それでもスウェーデン社会はきわめて効率的で、労働者1人あたりの生産性は日本と比べて3割も高い。各種の意識調査で「世界一幸福な国」とされたデンマークも、ワークライフバランスで世界の模範となっているオランダも、ほぼ同じ社会システムを採用している。

グローバルな世界では、商品価格や労働賃金だけでなく、働き方もひとつに収斂していく。

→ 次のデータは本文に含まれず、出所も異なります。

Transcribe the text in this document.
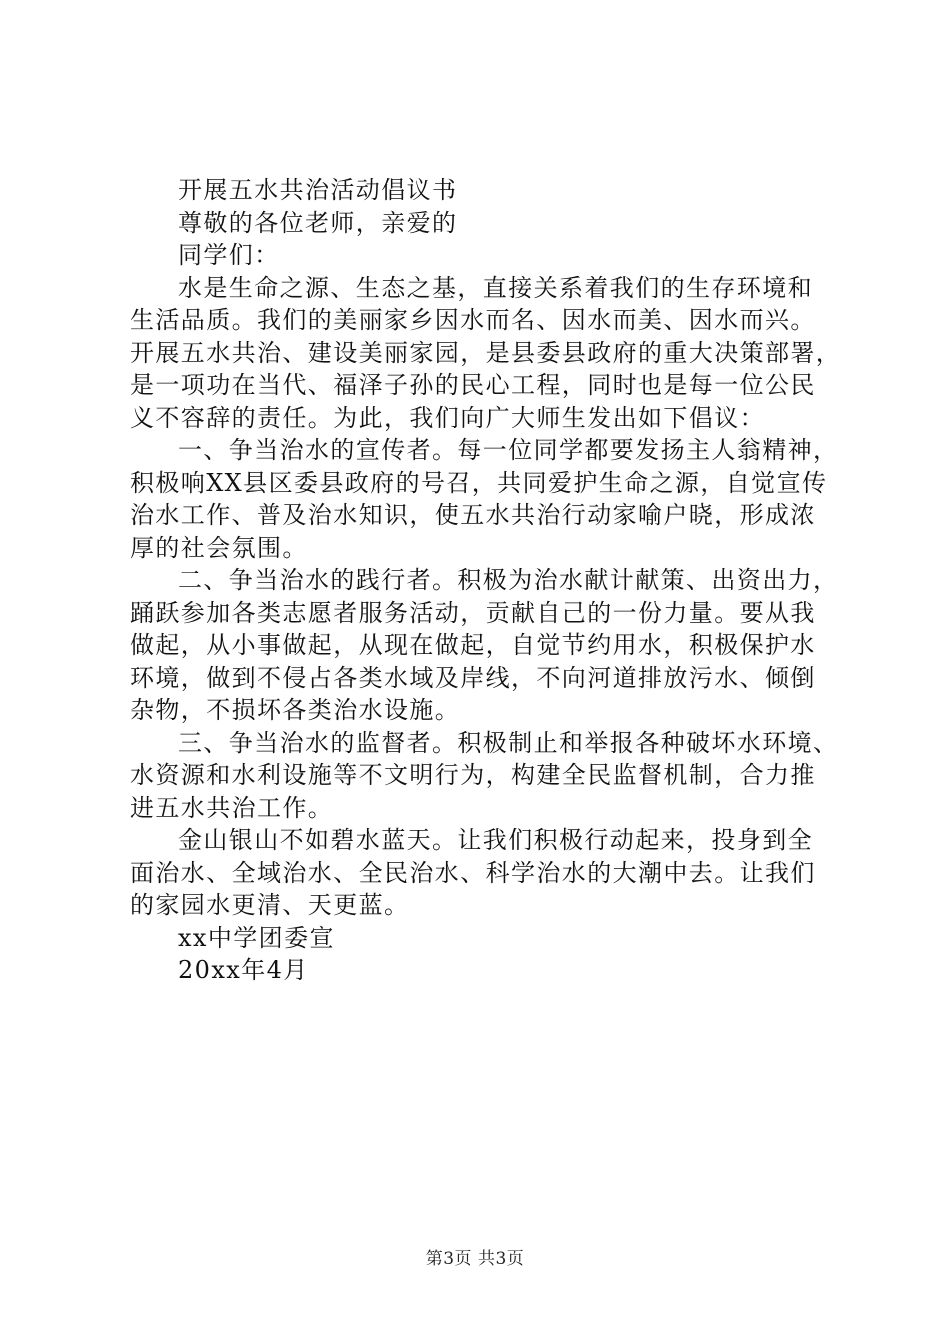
开展五水共治活动倡议书
尊敬的各位老师，亲爱的
同学们：
水是生命之源、生态之基，直接关系着我们的生存环境和
生活品质。我们的美丽家乡因水而名、因水而美、因水而兴。
开展五水共治、建设美丽家园，是县委县政府的重大决策部署，
是一项功在当代、福泽子孙的民心工程，同时也是每一位公民
义不容辞的责任。为此，我们向广大师生发出如下倡议：
一、争当治水的宣传者。每一位同学都要发扬主人翁精神，
积极响XX县区委县政府的号召，共同爱护生命之源，自觉宣传
治水工作、普及治水知识，使五水共治行动家喻户晓，形成浓
厚的社会氛围。
二、争当治水的践行者。积极为治水献计献策、出资出力，
踊跃参加各类志愿者服务活动，贡献自己的一份力量。要从我
做起，从小事做起，从现在做起，自觉节约用水，积极保护水
环境，做到不侵占各类水域及岸线，不向河道排放污水、倾倒
杂物，不损坏各类治水设施。
三、争当治水的监督者。积极制止和举报各种破坏水环境、
水资源和水利设施等不文明行为，构建全民监督机制，合力推
进五水共治工作。
金山银山不如碧水蓝天。让我们积极行动起来，投身到全
面治水、全域治水、全民治水、科学治水的大潮中去。让我们
的家园水更清、天更蓝。
xx中学团委宣
20xx年4月
第3页 共3页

だとしたら、耐用年数の切れた日本的雇用制度も、オランダやスウェーデンのようなグローバル化したキャリアシステムに変わっていかざるをえないだろう。

もっとも現時点では、日本には本格的なキャリアの再設計制度はなく、40代以上なら、スペシャリストとしてスキルを磨くよりも、なんとか定年まで逃げ切るための努力のほうが合理的かもしれない。しかし大手、一流とされるところでも業績の悪化で逃げ切りが難しくなっている現状では、これは“ハイリスク・ハイリターン(もしかしたらローリターン)”の戦略であることを知っておくべきだ。

大事なのは、「自分の人的資本はどこにあるのか」を再確認することだ。万が一リストラ対象になったとき、どうやってお金を稼ぐのか。人間は、基本的には「好きなこと」にしか本気になれない。だったら、好きなことを探すしかない。

世界は共働きが当たり前である

家庭のあり方も大きく変わろうとしている。日本には夫はサラリーマン、妻は専業主婦という形態が残っているが、グローバルな世界では共働きが当たり前。米国でも60年代は専業主婦が普通だったが、70年代以降は女性の社会進出が進み、今は大富豪の夫人ですら働いている。仕事を持つことが社会から認められることだからだ。

東大を頂点とする学歴社会も、グローバルな世界ではまったく通用しない。今や欧米の官庁や企業でキャリアと呼ばれる人たちは、当然の前提として、一流大学で各分野の博士号を取得している。ところが日本のキャリアは、せいぜい東大法学部卒。グローバルな政策決定の場では経済学博士の中に法学部卒の学士が混じっても相手にされない。